Taiwan Semiconductor Manufacturing Co. (TSMC, 台積電), the largest contract chip maker in the world, has announced that sales in October were the second highest in the company’s history.

Although the fourth quarter is traditionally a slow season for the global integrated circuit industry, market analysts said that smartphone demand, in particular for high-end models, has continued to rise, pushing up chip sales.

TSMC posted NT$91.09 billion (US$2.88 billion) in consolidated sales for October, up 1.5 percent from a month earlier and 11.4 percent year-on-year.
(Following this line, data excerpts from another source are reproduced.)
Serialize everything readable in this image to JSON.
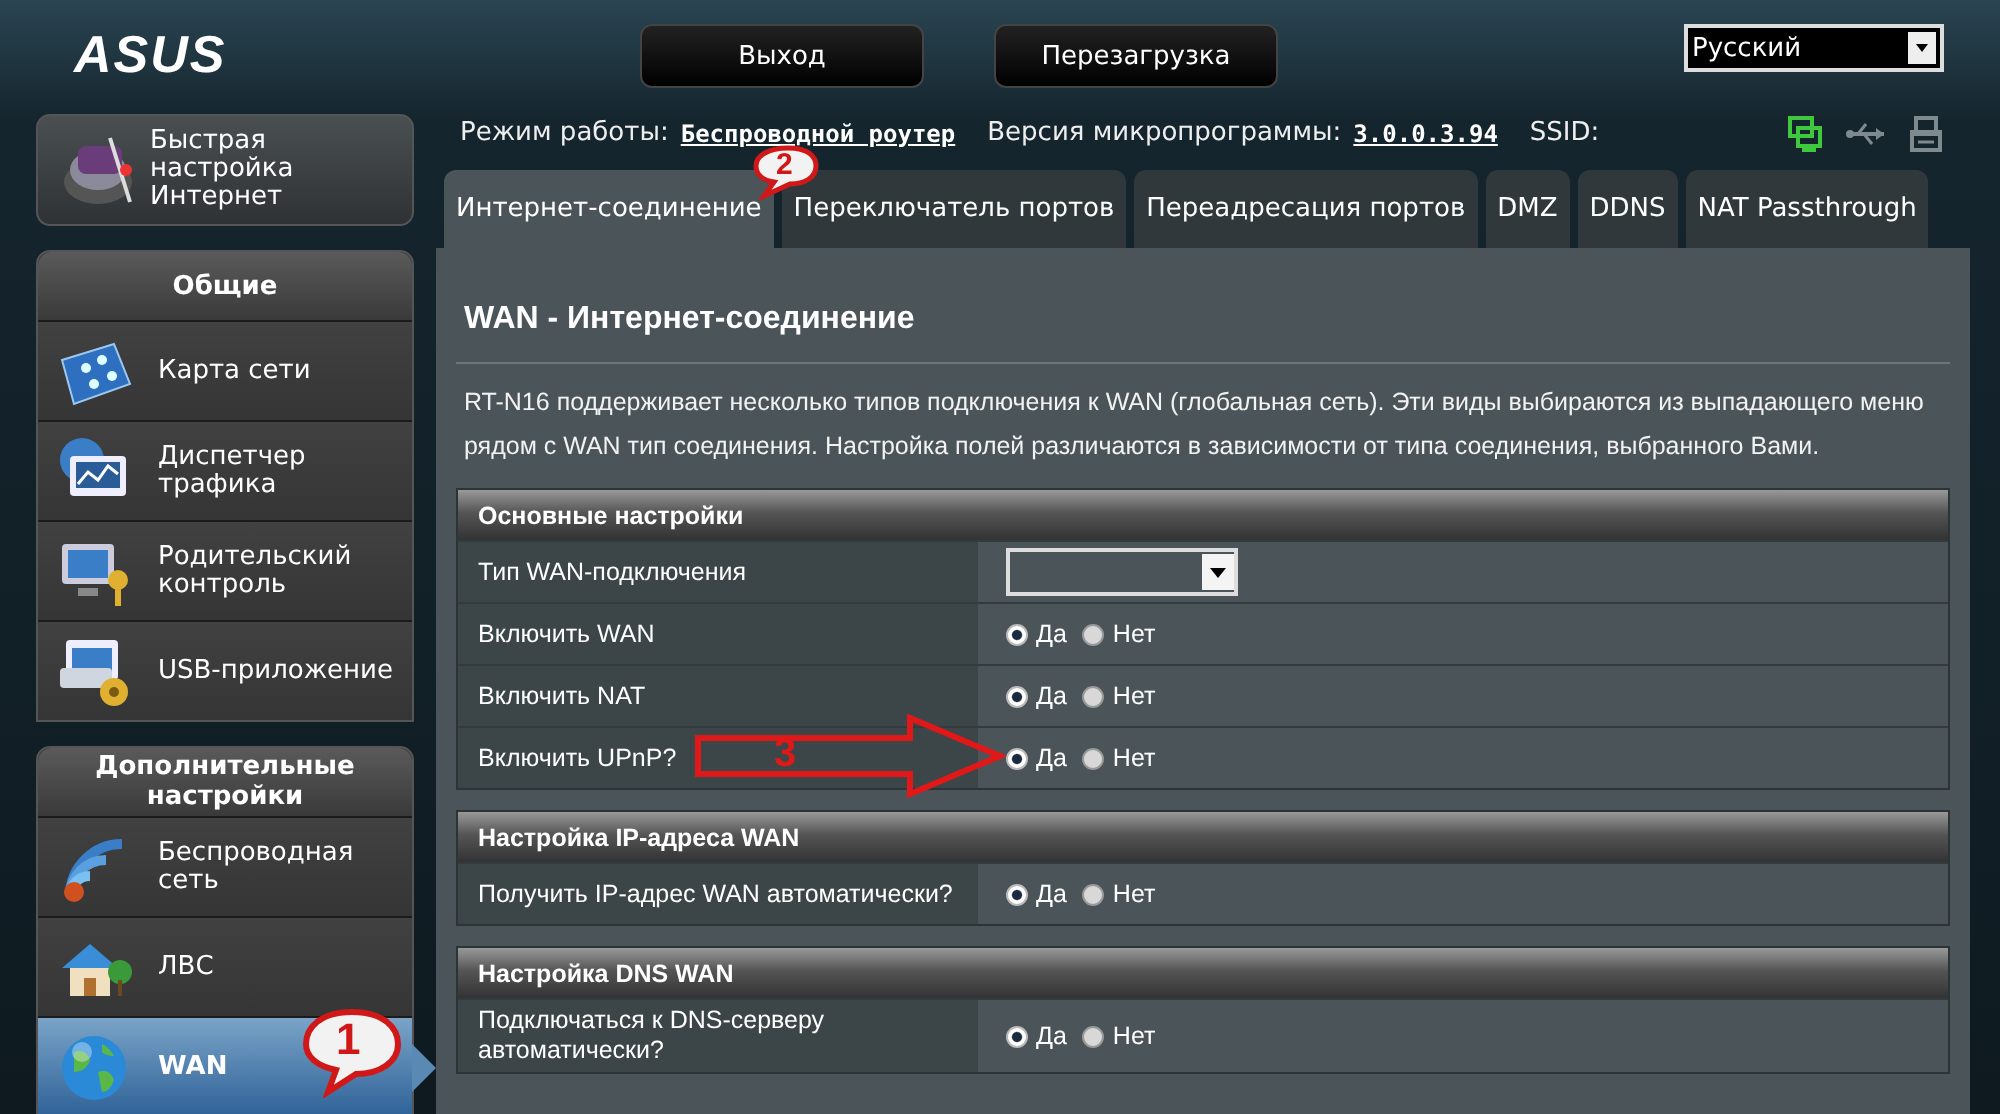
{
  "header": {
    "logo": "ASUS",
    "buttons": [
      "Выход",
      "Перезагрузка"
    ],
    "language": {
      "value": "Русский"
    }
  },
  "quick_setup": {
    "label": "Быстрая\nнастройка\nИнтернет"
  },
  "sidebar": {
    "groups": [
      {
        "title": "Общие",
        "items": [
          {
            "label": "Карта сети",
            "selected": false
          },
          {
            "label": "Диспетчер\nтрафика",
            "selected": false
          },
          {
            "label": "Родительский\nконтроль",
            "selected": false
          },
          {
            "label": "USB-приложение",
            "selected": false
          }
        ]
      },
      {
        "title": "Дополнительные\nнастройки",
        "items": [
          {
            "label": "Беспроводная\nсеть",
            "selected": false
          },
          {
            "label": "ЛВС",
            "selected": false
          },
          {
            "label": "WAN",
            "selected": true,
            "callout": "1"
          }
        ]
      }
    ]
  },
  "info": {
    "mode_label": "Режим работы:",
    "mode_value": "Беспроводной роутер",
    "firmware_label": "Версия микропрограммы:",
    "firmware_value": "3.0.0.3.94",
    "ssid_label": "SSID:"
  },
  "status_icons": [
    {
      "kind": "network",
      "active": true
    },
    {
      "kind": "usb",
      "active": false
    },
    {
      "kind": "printer",
      "active": false
    }
  ],
  "tabs": [
    {
      "label": "Интернет-соединение",
      "selected": true,
      "callout": "2"
    },
    {
      "label": "Переключатель портов",
      "selected": false
    },
    {
      "label": "Переадресация портов",
      "selected": false
    },
    {
      "label": "DMZ",
      "selected": false
    },
    {
      "label": "DDNS",
      "selected": false
    },
    {
      "label": "NAT Passthrough",
      "selected": false
    }
  ],
  "page": {
    "title": "WAN - Интернет-соединение",
    "description": "RT-N16 поддерживает несколько типов подключения к WAN (глобальная сеть). Эти виды выбираются из выпадающего меню\nрядом с WAN тип соединения. Настройка полей различаются в зависимости от типа соединения, выбранного Вами."
  },
  "sections": [
    {
      "title": "Основные настройки",
      "rows": [
        {
          "kind": "select",
          "label": "Тип WAN-подключения"
        },
        {
          "kind": "radio",
          "label": "Включить WAN",
          "options": [
            {
              "label": "Да",
              "selected": true
            },
            {
              "label": "Нет",
              "selected": false
            }
          ]
        },
        {
          "kind": "radio",
          "label": "Включить NAT",
          "options": [
            {
              "label": "Да",
              "selected": true
            },
            {
              "label": "Нет",
              "selected": false
            }
          ]
        },
        {
          "kind": "radio",
          "label": "Включить UPnP?",
          "callout": "3",
          "options": [
            {
              "label": "Да",
              "selected": true
            },
            {
              "label": "Нет",
              "selected": false
            }
          ]
        }
      ]
    },
    {
      "title": "Настройка IP-адреса WAN",
      "rows": [
        {
          "kind": "radio",
          "label": "Получить IP-адрес WAN автоматически?",
          "options": [
            {
              "label": "Да",
              "selected": true
            },
            {
              "label": "Нет",
              "selected": false
            }
          ]
        }
      ]
    },
    {
      "title": "Настройка DNS WAN",
      "rows": [
        {
          "kind": "radio",
          "label": "Подключаться к DNS-серверу\nавтоматически?",
          "options": [
            {
              "label": "Да",
              "selected": true
            },
            {
              "label": "Нет",
              "selected": false
            }
          ]
        }
      ]
    }
  ]
}
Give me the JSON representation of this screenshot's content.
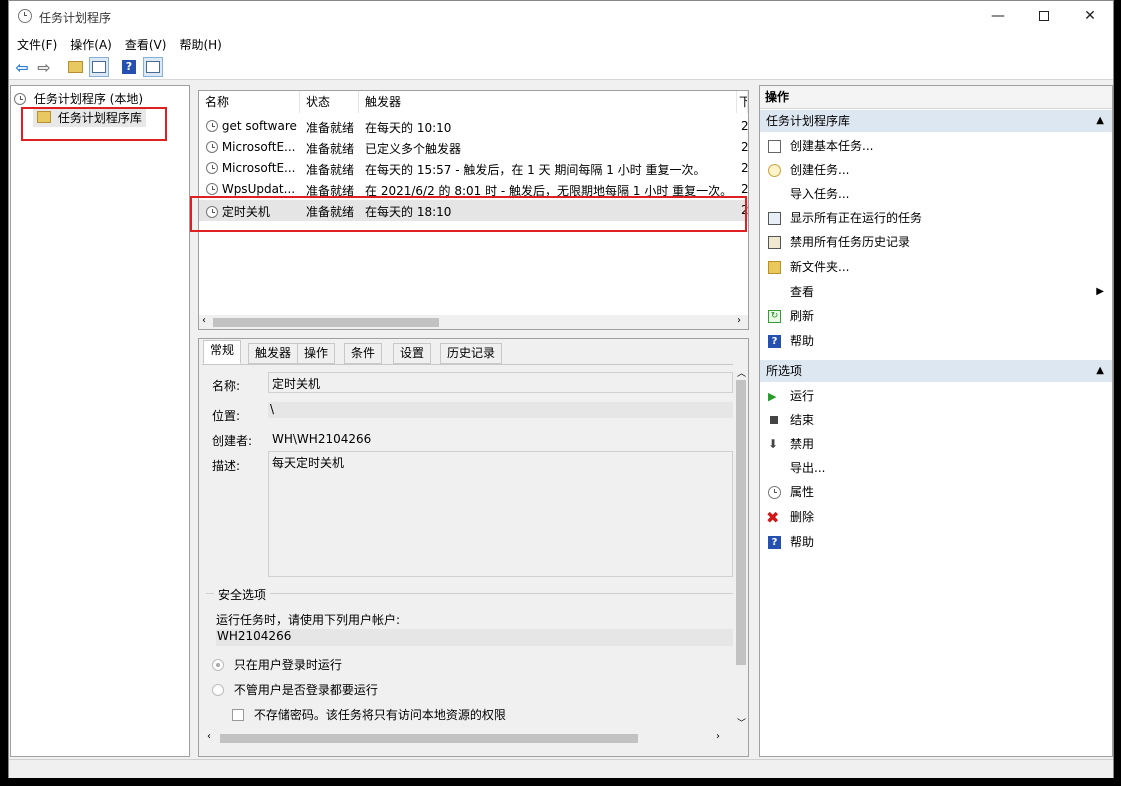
{
  "window": {
    "title": "任务计划程序"
  },
  "menu": [
    "文件(F)",
    "操作(A)",
    "查看(V)",
    "帮助(H)"
  ],
  "tree": {
    "root": "任务计划程序 (本地)",
    "child": "任务计划程序库"
  },
  "table": {
    "headers": [
      "名称",
      "状态",
      "触发器",
      "下"
    ],
    "rows": [
      {
        "name": "get software",
        "status": "准备就绪",
        "trigger": "在每天的 10:10",
        "next": "2"
      },
      {
        "name": "MicrosoftE...",
        "status": "准备就绪",
        "trigger": "已定义多个触发器",
        "next": "2"
      },
      {
        "name": "MicrosoftE...",
        "status": "准备就绪",
        "trigger": "在每天的 15:57 - 触发后，在 1 天 期间每隔 1 小时 重复一次。",
        "next": "2"
      },
      {
        "name": "WpsUpdat...",
        "status": "准备就绪",
        "trigger": "在 2021/6/2 的 8:01 时 - 触发后，无限期地每隔 1 小时 重复一次。",
        "next": "2"
      },
      {
        "name": "定时关机",
        "status": "准备就绪",
        "trigger": "在每天的 18:10",
        "next": "2"
      }
    ]
  },
  "tabs": [
    "常规",
    "触发器",
    "操作",
    "条件",
    "设置",
    "历史记录"
  ],
  "general": {
    "name_label": "名称:",
    "name_value": "定时关机",
    "location_label": "位置:",
    "location_value": "\\",
    "author_label": "创建者:",
    "author_value": "WH\\WH2104266",
    "desc_label": "描述:",
    "desc_value": "每天定时关机",
    "security_title": "安全选项",
    "run_as_label": "运行任务时，请使用下列用户帐户:",
    "run_as_value": "WH2104266",
    "radio1": "只在用户登录时运行",
    "radio2": "不管用户是否登录都要运行",
    "checkbox1": "不存储密码。该任务将只有访问本地资源的权限"
  },
  "actions": {
    "header": "操作",
    "section1": "任务计划程序库",
    "items1": [
      "创建基本任务...",
      "创建任务...",
      "导入任务...",
      "显示所有正在运行的任务",
      "禁用所有任务历史记录",
      "新文件夹...",
      "查看",
      "刷新",
      "帮助"
    ],
    "section2": "所选项",
    "items2": [
      "运行",
      "结束",
      "禁用",
      "导出...",
      "属性",
      "删除",
      "帮助"
    ]
  }
}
The October figure trailed only the NT$94.31 billion achieved in August 2016.

October sales data confirmed TSMC’s previous forecast that inventory adjustments in the current quarter would have only a minimal impact, indicating that the chip maker was not expecting the slow season to have a major impact on its performance.

At an investor conference held in mid-October, TSMC forecast that consolidated sales for the October-December period would range between NT$255-258 billion, down only 0.9-2 percent from the third quarter.

Based on fourth quarter guidance, TSMC could report between NT$82-83.5 billion in average monthly consolidated sales for October and November.

In the first 10 months of this year, TSMC posted NT$776.80 billion in consolidated sales, up 7.6 percent from a year earlier.

TSMC has said that its sales for 2016 could rise 11-12 percent from a year earlier in Taiwan dollar terms on the back of solid demand for smartphone chips.

Meanwhile, United Microelectronics Corp. (UMC, 聯電), the second largest contract chip maker in Taiwan, posted NT$12.83 billion in consolidated sales, up 0.77 percent from the previous month and 6.42 percent from a year earlier.

UMC said that it remained upbeat about the PC and communications device markets, which it expects to boost sales in the fourth quarter.

In the first 10 months of this year, UMC’s consolidated sales totaled NT$122.40 billion, down 0.52 percent from a year earlier.